I barely recognize myself these days.
About a week ago, I spoke with your mother. I was a whirl of magnanimity, assuring her that I’d made my peace with motherhood and my apologies to God for our indiscretions. Because I could sense that these were important queries for her, I kept a smile in my voice as I answered them. When she told me you’d make a good father, eventually, I agreed with her, because it’s likely true; what I didn’t add is that it may not be true for our child. More than once, she expressed gratitude that I’d written to tell her I was pregnant; if I hadn’t, she wouldn’t have known it at all.
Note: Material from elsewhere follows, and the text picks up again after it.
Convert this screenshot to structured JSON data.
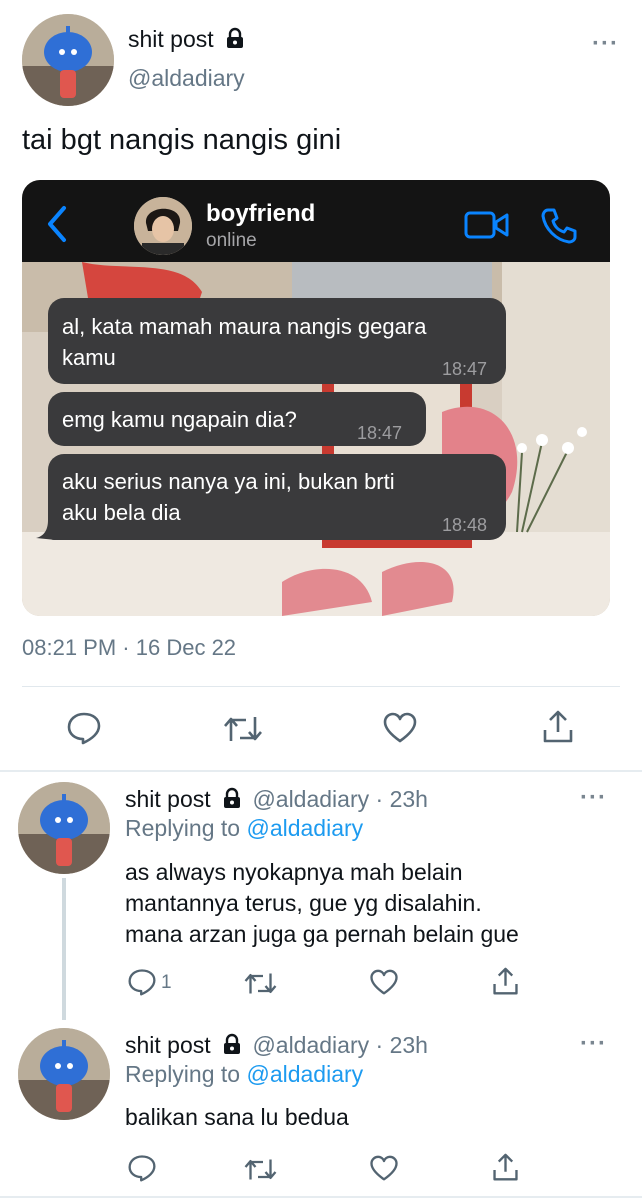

She said that she has yet share the news with your family, even as she grows more excited about it herself, because you’ve asked her not to and she intends to respect your wishes.
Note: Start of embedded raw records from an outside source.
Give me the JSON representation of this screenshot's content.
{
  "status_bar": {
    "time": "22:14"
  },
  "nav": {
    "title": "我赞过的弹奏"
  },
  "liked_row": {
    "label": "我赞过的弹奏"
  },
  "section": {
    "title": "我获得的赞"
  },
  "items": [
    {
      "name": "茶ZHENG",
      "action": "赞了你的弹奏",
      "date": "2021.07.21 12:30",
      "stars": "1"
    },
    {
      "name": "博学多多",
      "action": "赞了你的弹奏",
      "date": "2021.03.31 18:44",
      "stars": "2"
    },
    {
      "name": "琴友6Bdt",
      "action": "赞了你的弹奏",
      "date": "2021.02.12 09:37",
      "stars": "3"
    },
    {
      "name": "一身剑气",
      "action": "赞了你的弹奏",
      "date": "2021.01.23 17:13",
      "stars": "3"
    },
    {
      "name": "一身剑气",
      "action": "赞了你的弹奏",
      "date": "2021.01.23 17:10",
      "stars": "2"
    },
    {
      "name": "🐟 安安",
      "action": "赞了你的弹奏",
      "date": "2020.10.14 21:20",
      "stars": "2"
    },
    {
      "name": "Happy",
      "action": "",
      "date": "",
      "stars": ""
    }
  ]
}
Before we hung up, she told me she was glad that I chose to keep the child, and her tone suggested that you hadn’t told her you’d asked me, no fewer than five times, not to. I thanked her, holding the words that rippled toward the front of my tongue at bay.
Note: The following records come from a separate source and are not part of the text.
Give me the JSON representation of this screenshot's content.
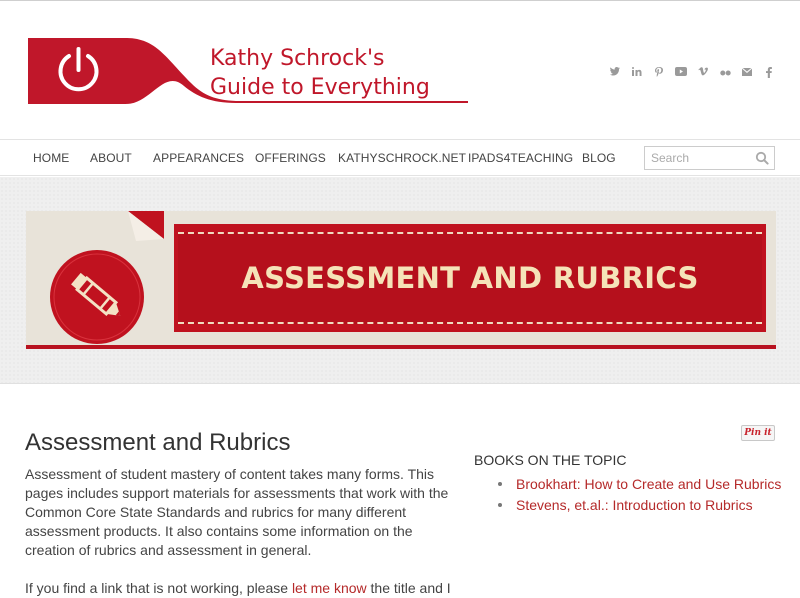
{
  "header": {
    "logo_line1": "Kathy Schrock's",
    "logo_line2": "Guide to Everything",
    "social_icons": [
      "twitter-icon",
      "linkedin-icon",
      "pinterest-icon",
      "youtube-icon",
      "vimeo-icon",
      "flickr-icon",
      "email-icon",
      "facebook-icon"
    ],
    "brand_color": "#c0172a"
  },
  "nav": {
    "items": [
      {
        "label": "HOME"
      },
      {
        "label": "ABOUT"
      },
      {
        "label": "APPEARANCES"
      },
      {
        "label": "OFFERINGS"
      },
      {
        "label": "KATHYSCHROCK.NET"
      },
      {
        "label": "IPADS4TEACHING"
      },
      {
        "label": "BLOG"
      }
    ],
    "search_placeholder": "Search"
  },
  "banner": {
    "title": "ASSESSMENT AND RUBRICS",
    "ribbon_color": "#c0121f",
    "text_color": "#f5e3b8"
  },
  "main": {
    "title": "Assessment and Rubrics",
    "paragraph1": "Assessment of student mastery of content takes many forms. This pages includes support materials for assessments that work with the Common Core State Standards and rubrics for many different assessment products. It also contains some information on the creation of rubrics and assessment in general.",
    "paragraph2_before": "If you find a link that is not working, please ",
    "paragraph2_link": "let me know",
    "paragraph2_after": " the title and I will fix"
  },
  "pinit": {
    "label": "Pin it"
  },
  "sidebar": {
    "heading": "BOOKS ON THE TOPIC",
    "links": [
      {
        "label": "Brookhart: How to Create and Use Rubrics"
      },
      {
        "label": "Stevens, et.al.: Introduction to Rubrics"
      }
    ],
    "link_color": "#b52a2a"
  }
}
It seems that I’m always protecting you in these ways: notifying family alone; absorbing their criticism alone; listening and nodding while they defend you as a “nice guy” who they’re “sure will come around” and who “just needs time to cope with the change.”
The latter is the most infuriating of all, this notion that because you are male and thereby privileged enough not to carry the literal weight of a child, you should be afforded distance, time, some mystical Benefit of Doubt, and utter exemption from fault, while I budget and buy and cramp and waddle, reaching the milestones of fetal development by myself.
Everyone expects me to wait for you. No fewer than four people have expressed their sincere hope that we “work things out.” I’ve been told that I have little choice, that it doesn’t matter if you decide tomorrow or ten years from now to insert yourself in this kid’s life; I’ll have a responsibility to accept it.
I suppose it’s this myth that emboldens you, that I will continue to reach for you and that I won’t teach our child not to; that a father’s full rights are reserved for men who decide, far too late, to be fathers; that whenever you feel that you’re ready, your reemergence will be met with resounding trumps and forgiveness.
May this myth be enough to sustain you, as you refrain from calling to inquire after the child’s health or gender, as you neglect to offer it sustenance or commitment, as you continue to pretend that it will not exist. For if you arrive unsolicited or announced, long after my dive into indifference, years from now, when our child is old enough to read and comprehend the way you’re behaving toward it right now, expect an indefinite wait at the exterior of our door.